Da fissão à fusão: a escalada da corrida armamentista
Após os bombardeios no Japão, a corrida armamentista nuclear se intensificou, especialmente entre Estados Unidos e União Soviética durante a Guerra Fria. Entrava em cena uma nova e ainda mais potente tecnologia: a fusão nuclear. Nesse processo, dois átomos leves — como o hidrogênio — se fundem, formando um átomo mais pesado e liberando uma energia ainda maior que a da fissão.
A fusão, no entanto, só é possível em temperaturas e pressões extremamente altas, como as existentes nas estrelas. Para contornar essa limitação, os cientistas projetaram bombas que combinam os dois processos: uma explosão de fissão inicial é usada para gerar as condições necessárias para a fusão.
Em 1952, os EUA testaram a primeira bomba de hidrogênio. A URSS respondeu em 1961 com a explosão da Tsar Bomba, de 50 megatons — o equivalente a 3.800 bombas de Hiroshima detonadas simultaneamente, segundo o Museu Nuclear.
Esses testes levaram à assinatura, em 1963, do Tratado de Proibição Parcial de Testes Nucleares, que proibia detonações na atmosfera, no espaço e no mar, mas ainda permitia testes subterrâneos. França e China, porém, mantiveram testes atmosféricos até as décadas de 1970 e 1980.
O legado civil: medicina e energia nuclear
Apesar de sua origem militar, a energia nuclear encontrou aplicações pacíficas e benéficas. Um dos marcos dessa virada ocorreu com a intensificação das pesquisas sobre o uso controlado da radioatividade. O desenvolvimento de reatores nucleares permitiu não apenas a geração de energia elétrica, mas também avanços importantes na área médica.
Hoje, a medicina nuclear é essencial em diversas especialidades, como oncologia, neurologia e cardiologia. Técnicas com uso de radiação são aplicadas tanto em diagnósticos quanto em tratamentos, como no combate ao câncer.
“Passamos a conhecer melhor a dinâmica do núcleo atômico na interação com a matéria”, afirma Sérgio Duarte. “Usamos os feixes radioativos para bombardear tumores cancerígenos. Hoje você tem reatores que produzem marcadores para radiografias, imagens de todo o organismo humano, por intermédio da radiação. É claro, uma radiação terapêutica, muito menor que a usada em usinas ou bombas.”
Outros usos incluem detectores de fumaça, que operam com base na emissão de partículas alfa, e a esterilização de equipamentos médicos por radiação.
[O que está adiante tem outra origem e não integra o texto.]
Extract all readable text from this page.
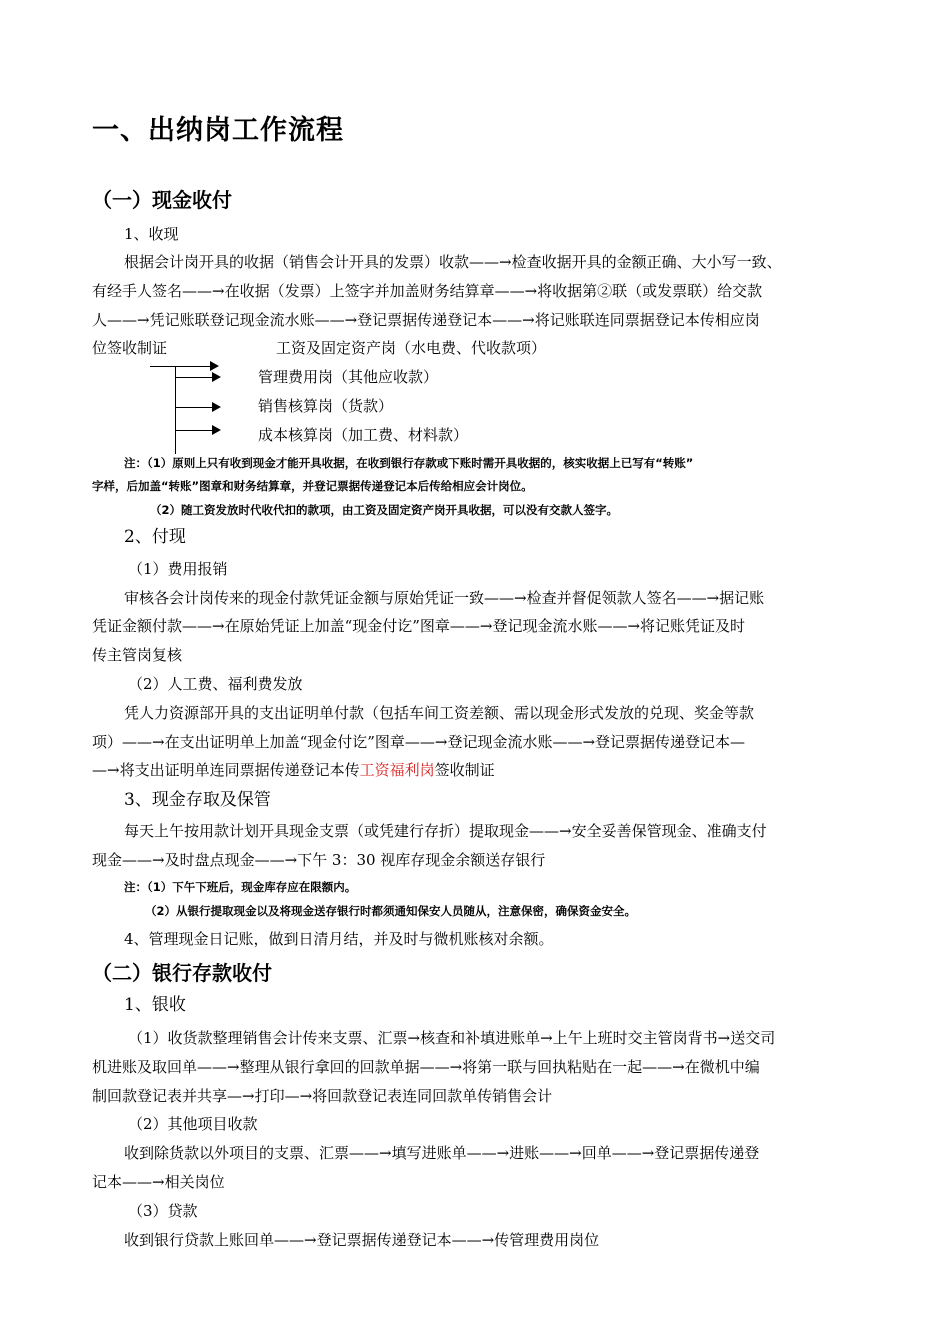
一、出纳岗工作流程
（一）现金收付
1、收现
根据会计岗开具的收据（销售会计开具的发票）收款——→检查收据开具的金额正确、大小写一致、
有经手人签名——→在收据（发票）上签字并加盖财务结算章——→将收据第②联（或发票联）给交款
人——→凭记账联登记现金流水账——→登记票据传递登记本——→将记账联连同票据登记本传相应岗
位签收制证	工资及固定资产岗（水电费、代收款项）
管理费用岗（其他应收款）
销售核算岗（货款）
成本核算岗（加工费、材料款）
注：（1）原则上只有收到现金才能开具收据，在收到银行存款或下账时需开具收据的，核实收据上已写有“转账”
字样，后加盖“转账”图章和财务结算章，并登记票据传递登记本后传给相应会计岗位。
（2）随工资发放时代收代扣的款项，由工资及固定资产岗开具收据，可以没有交款人签字。
2、付现
（1）费用报销
审核各会计岗传来的现金付款凭证金额与原始凭证一致——→检查并督促领款人签名——→据记账
凭证金额付款——→在原始凭证上加盖“现金付讫”图章——→登记现金流水账——→将记账凭证及时
传主管岗复核
（2）人工费、福利费发放
凭人力资源部开具的支出证明单付款（包括车间工资差额、需以现金形式发放的兑现、奖金等款
项）——→在支出证明单上加盖“现金付讫”图章——→登记现金流水账——→登记票据传递登记本—
—→将支出证明单连同票据传递登记本传工资福利岗签收制证
3、现金存取及保管
每天上午按用款计划开具现金支票（或凭建行存折）提取现金——→安全妥善保管现金、准确支付
现金——→及时盘点现金——→下午 3：30 视库存现金余额送存银行
注：（1）下午下班后，现金库存应在限额内。
（2）从银行提取现金以及将现金送存银行时都须通知保安人员随从，注意保密，确保资金安全。
4、管理现金日记账，做到日清月结，并及时与微机账核对余额。
（二）银行存款收付
1、银收
（1）收货款整理销售会计传来支票、汇票→核查和补填进账单→上午上班时交主管岗背书→送交司
机进账及取回单——→整理从银行拿回的回款单据——→将第一联与回执粘贴在一起——→在微机中编
制回款登记表并共享—→打印—→将回款登记表连同回款单传销售会计
（2）其他项目收款
收到除货款以外项目的支票、汇票——→填写进账单——→进账——→回单——→登记票据传递登
记本——→相关岗位
（3）贷款
收到银行贷款上账回单——→登记票据传递登记本——→传管理费用岗位
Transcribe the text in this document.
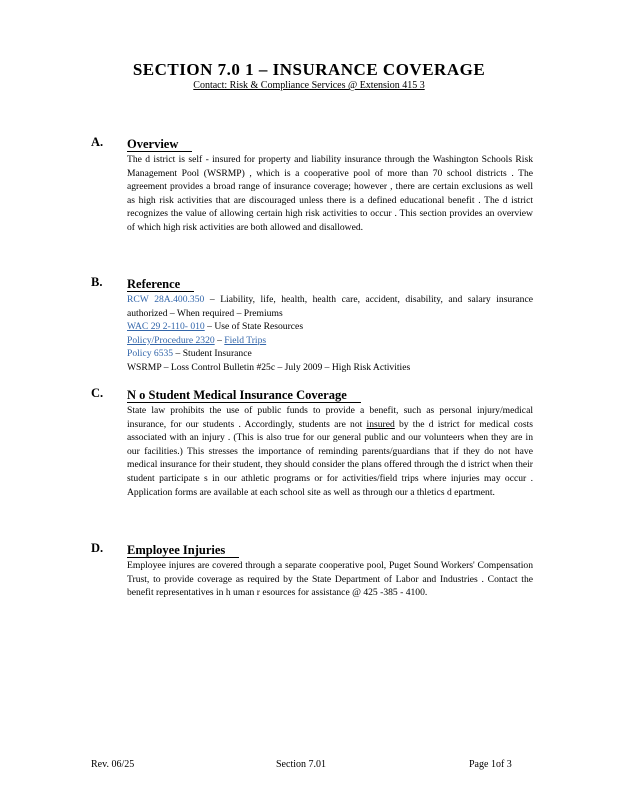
SECTION 7.0 1 – INSURANCE COVERAGE
Contact: Risk & Compliance Services @ Extension 415 3
A. Overview

The d istrict is self - insured for property and liability insurance through the Washington Schools Risk Management Pool (WSRMP) , which is a cooperative pool of more than 70 school districts . The agreement provides a broad range of insurance coverage; however , there are certain exclusions as well as high risk activities that are discouraged unless there is a defined educational benefit . The d istrict recognizes the value of allowing certain high risk activities to occur . This section provides an overview of which high risk activities are both allowed and disallowed.

B. Reference

RCW 28A.400.350 – Liability, life, health, health care, accident, disability, and salary insurance authorized – When required – Premiums

WAC 29 2-110- 010 – Use of State Resources
Policy/Procedure 2320 – Field Trips
Policy 6535 – Student Insurance
WSRMP – Loss Control Bulletin #25c – July 2009 – High Risk Activities
C. N o Student Medical Insurance Coverage

State law prohibits the use of public funds to provide a benefit, such as personal injury/medical insurance, for our students . Accordingly, students are not insured by the d istrict for medical costs associated with an injury . (This is also true for our general public and our volunteers when they are in our facilities.) This stresses the importance of reminding parents/guardians that if they do not have medical insurance for their student, they should consider the plans offered through the d istrict when their student participate s in our athletic programs or for activities/field trips where injuries may occur . Application forms are available at each school site as well as through our a thletics d epartment.

D. Employee Injuries

Employee injures are covered through a separate cooperative pool, Puget Sound Workers' Compensation Trust, to provide coverage as required by the State Department of Labor and Industries . Contact the benefit representatives in h uman r esources for assistance @ 425 -385 - 4100.

Rev. 06/25	Section 7.01	Page 1of 3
No entanto, o potencial destrutivo da energia nuclear continua presente no imaginário coletivo e nas preocupações geopolíticas.
80 anos depois: reflexões sobre a era atômica
Oito décadas após o teste Trinity, o mundo continua dividido entre o fascínio pela potência da energia nuclear e o temor por seu uso bélico. A ameaça de proliferação, os acidentes em usinas como Chernobyl e Fukushima, e os debates sobre a transição energética tornam a discussão sobre essa tecnologia mais atual do que nunca.
Se a bomba atômica simboliza o ápice da destruição humana, também é verdade que a física nuclear proporcionou ganhos científicos e médicos incontestáveis. O desafio do século 21 está em manter esse equilíbrio delicado entre ciência, segurança e responsabilidade global.